Saturday, April 2, 2011

Look back at Wrestlemania VI through X

The sixth Wrestlemania is one of the handful where people can really only remember one match from.

This, of course, being the main event of Hulk Hogan vs. The Ultimate Warrior. Both very popular, at the time, and both good guys.

What made this interesting was Warrior was the Intercontinental Champion at the time, so it was champion vs. champion. Each man had his own rabid fan base and at the time it was like trying to pick Batman vs. Superman.

Once again the torch was passed and the Warrior won. At the time it was a big deal, but Warrior's championship run was almost forgettable. Do you even remember who beat him for the title? Sgt. Slaughter in case you were wondering.

Looking back at Wrestlemania VI, the undercard is a bit underwhelming. Jim Duggan vs. Dino Bravo? Barbarian vs. Tito Santana? A bit boring.

Wrestlemania 7 was back to the same formula of Hogan returning to save the day, this time against American turncoat Slaughter.

Good build up to the match and in the end it wasn't half bad for a Hogan match.

It's also known as the Wrestlemania debut and start of the streak for the Undertaker.

The card also had some great wrestlers on it including the Road Warriors, Kerry Von Erich and Japanese wrestlers Tenryu and Kitao.

Nothing lifechanging stands out from the rest of the other Wrestlemanias.

Wrestlemania 8, on the other hand, was memorable. Maybe not for all of the best reasons.

Months before at the Royal Rumble, Ric Flair won the championship by eliminating Hogan. You'd think that they would build toward having those two headline Wrestlemania. After all, they were the two biggest wrestlers of all-time at that time.

Perfect, right?

Nope.

They split them up into two separate matches. Flair fought Savage, in a very good match. Hogan fought Sid Justice in a God awful match. It was so horrible it couldn't even have a proper end.
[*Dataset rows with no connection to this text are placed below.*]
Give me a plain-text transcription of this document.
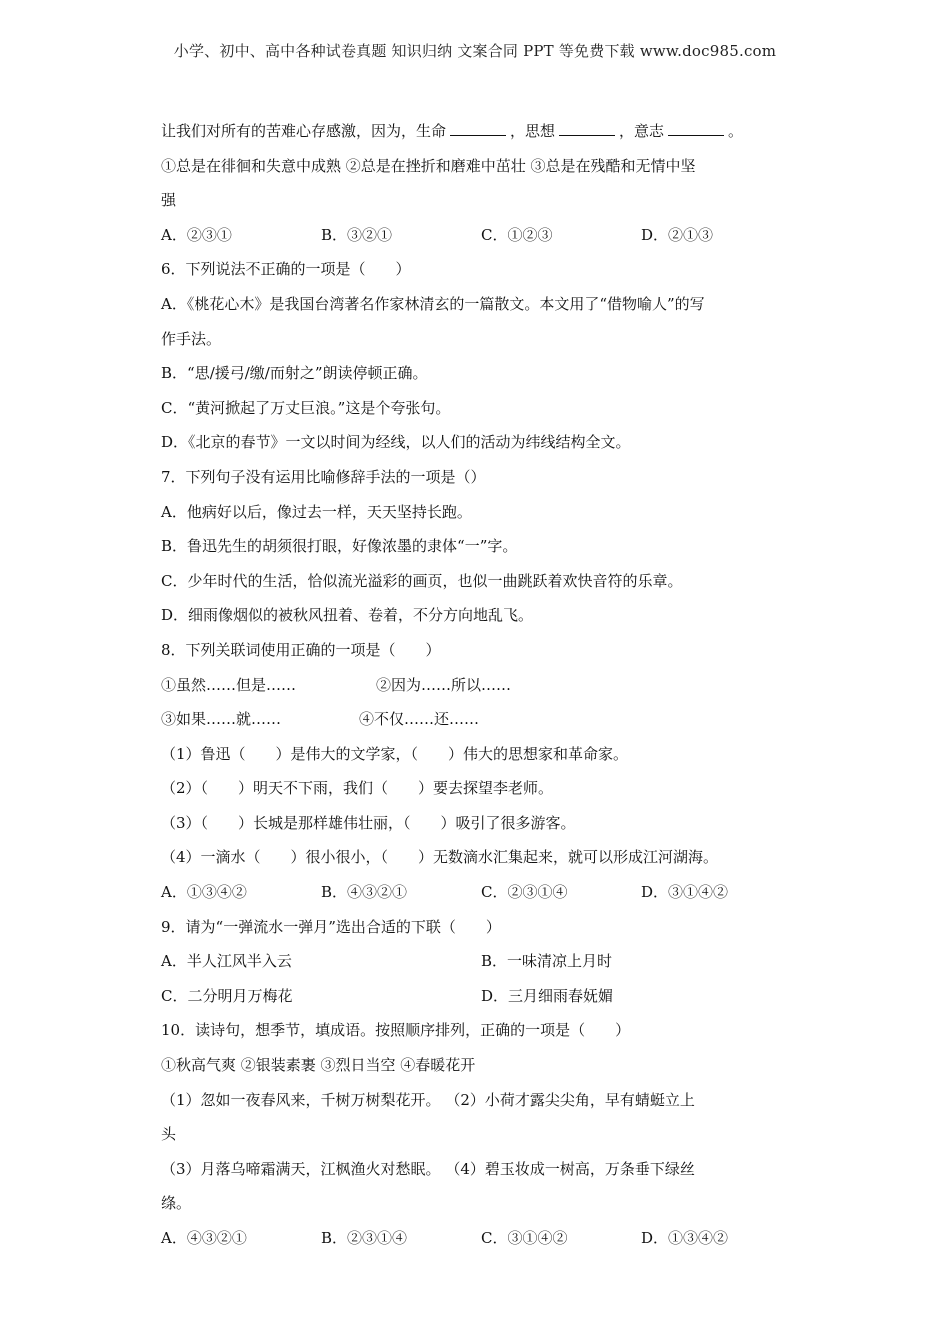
小学、初中、高中各种试卷真题 知识归纳 文案合同 PPT 等免费下载 www.doc985.com
让我们对所有的苦难心存感激，因为，生命	，思想	，意志	。
①总是在徘徊和失意中成熟 ②总是在挫折和磨难中茁壮 ③总是在残酷和无情中坚
强
A．②③①	B．③②①	C．①②③	D．②①③
6．下列说法不正确的一项是（　　）
A．《桃花心木》是我国台湾著名作家林清玄的一篇散文。本文用了“借物喻人”的写
作手法。
B．“思/援弓/缴/而射之”朗读停顿正确。
C．“黄河掀起了万丈巨浪。”这是个夸张句。
D．《北京的春节》一文以时间为经线，以人们的活动为纬线结构全文。
7．下列句子没有运用比喻修辞手法的一项是（）
A．他病好以后，像过去一样，天天坚持长跑。
B．鲁迅先生的胡须很打眼，好像浓墨的隶体“一”字。
C．少年时代的生活，恰似流光溢彩的画页，也似一曲跳跃着欢快音符的乐章。
D．细雨像烟似的被秋风扭着、卷着，不分方向地乱飞。
8．下列关联词使用正确的一项是（　　）
①虽然……但是……	②因为……所以……
③如果……就……	④不仅……还……
（1）鲁迅（　　）是伟大的文学家，（　　）伟大的思想家和革命家。
（2）（　　）明天不下雨，我们（　　）要去探望李老师。
（3）（　　）长城是那样雄伟壮丽，（　　）吸引了很多游客。
（4）一滴水（　　）很小很小，（　　）无数滴水汇集起来，就可以形成江河湖海。
A．①③④②	B．④③②①	C．②③①④	D．③①④②
9．请为“一弹流水一弹月”选出合适的下联（　　）
A．半人江风半入云	B．一味清凉上月时
C．二分明月万梅花	D．三月细雨春妩媚
10．读诗句，想季节，填成语。按照顺序排列，正确的一项是（　　）
①秋高气爽 ②银装素裹 ③烈日当空 ④春暖花开
（1）忽如一夜春风来，千树万树梨花开。 （2）小荷才露尖尖角，早有蜻蜓立上
头
（3）月落乌啼霜满天，江枫渔火对愁眠。 （4）碧玉妆成一树高，万条垂下绿丝
绦。
A．④③②①	B．②③①④	C．③①④②	D．①③④②
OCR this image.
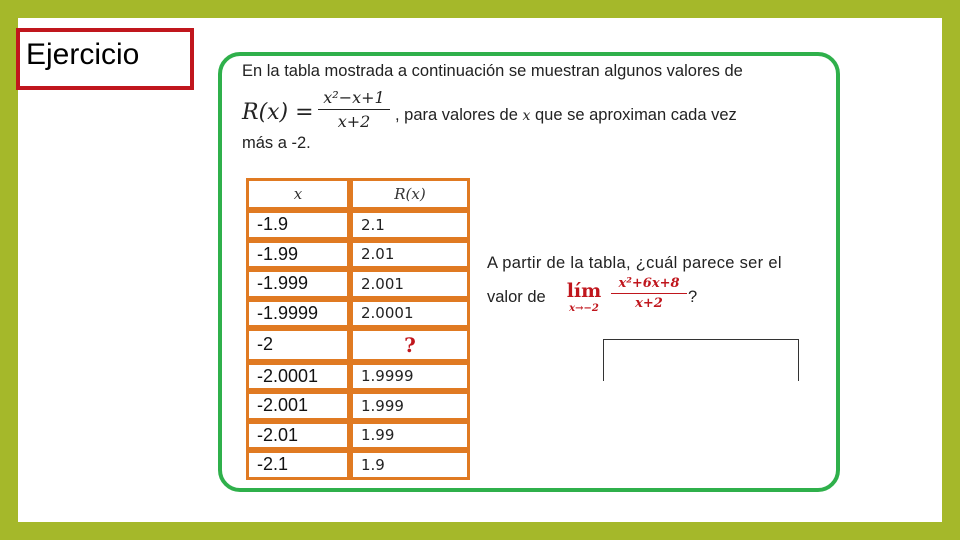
Ejercicio	En la tabla mostrada a continuación se muestran algunos valores de
$R(x) = \frac{\text{x²−x+1}}{x+2}$ , para valores de x que se aproximan cada vez
más a -2.
A partir de la tabla, ¿cuál parece ser el
valor de	lím
$x\to-2 \frac{\text{x²+6x+8}}{x+2}$ ?
x	R(x)
-1.9	2.1
-1.99	2.01
-1.999	2.001
-1.9999	2.0001
-2	?
-2.0001	1.9999
-2.001	1.999
-2.01	1.99
-2.1	1.9
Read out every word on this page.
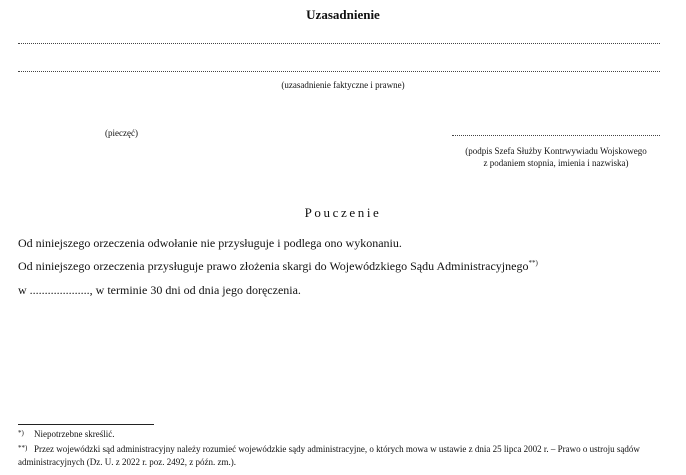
Uzasadnienie
(uzasadnienie faktyczne i prawne)
(pieczęć)
(podpis Szefa Służby Kontrwywiadu Wojskowego
z podaniem stopnia, imienia i nazwiska)
Pouczenie
Od niniejszego orzeczenia odwołanie nie przysługuje i podlega ono wykonaniu.
Od niniejszego orzeczenia przysługuje prawo złożenia skargi do Wojewódzkiego Sądu Administracyjnego**)
w ...................., w terminie 30 dni od dnia jego doręczenia.
*) Niepotrzebne skreślić.
**) Przez wojewódzki sąd administracyjny należy rozumieć wojewódzkie sądy administracyjne, o których mowa w ustawie z dnia 25 lipca 2002 r. – Prawo o ustroju sądów administracyjnych (Dz. U. z 2022 r. poz. 2492, z późn. zm.).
There was an awkward DQ that made no sense and then Papa Shango came out for some unknown reason. Yes, it did bring Warrior back, but wow it was obviously a stinker.

The undercard was mostly fantastic though. Shawn Michaels, who had just turned into a bad guy and went solo, took on Santana. Great match that showed Michaels could be a future World Champion.

Bret Hart also burst onto the solo scene by defeating Roddy Piper for the Intercontinental Championship. Probably one of Piper's greatest performances as a wrestler.

And the Undertaker continued his streak by defeating Jake "The Snake" Roberts.

If Wrestlemania 8 had some good and bad moments, Wrestlemania 9 set out to be different.

Just too bad it was different alright. Maybe one of the worst Wrestlemanias of all-time.

First it was at Caesar's Palace, outside in Las Vegas. So they decided to do a toga theme. Yes, they put the greatest announcer of all-time, Jim Ross, in a toga. That alone makes it horrible.

The matches didn't help. There was two DQ and one count out endings. For the Super Bowl of wrestling, matches need pins or submissions, not lame finishes.

Undertaker's streak always has an asterisk because of his DQ win over The Giant Gonzales. Just Google that one.

Even The Steiner Brothers couldn't save the PPV. Lex Lugar fought Mr. Perfect in a decent match, but lumped together with the rest it was forgotten.

But, Hogan's ego tried. First he wrestled in a horrible tag team match, then after Bret Hart lost the championship to Yokozuna, he came out, challenged Yoko and then won the title.

Yokozuna held the title for a matter of minutes.

I remember, even then, thinking it was lame. Years later it still is.

Could the tenth anniversary of Wrestlemania be any different?

Overall? Heck yeah.

Two matches alone, even to this day, are considered classics.

The opening match between brothers Owen and Bret Hart was amazing. Twenty minutes of "this is how it should be done" wrestling. What is sad is that everyone thought Owen was headed to an eventual World Championship run.

The other match is one of the greatest ladder matches of all-time between Michaels and Razor Ramon. People watched that match and were amazed at what could be done in the ring with that ladder.

Bret Hart may have lost to his brother early on, but ended the evening on a good note by winning the World Title from Yokozuna. Hart proved he was the best in the business by wrestling more than 30 minutes in two different matches that night.

Overall some good matches, but nothing comes close to touching the Michaels/Ramon ladder match as the best match of this group of Wrestlemanias.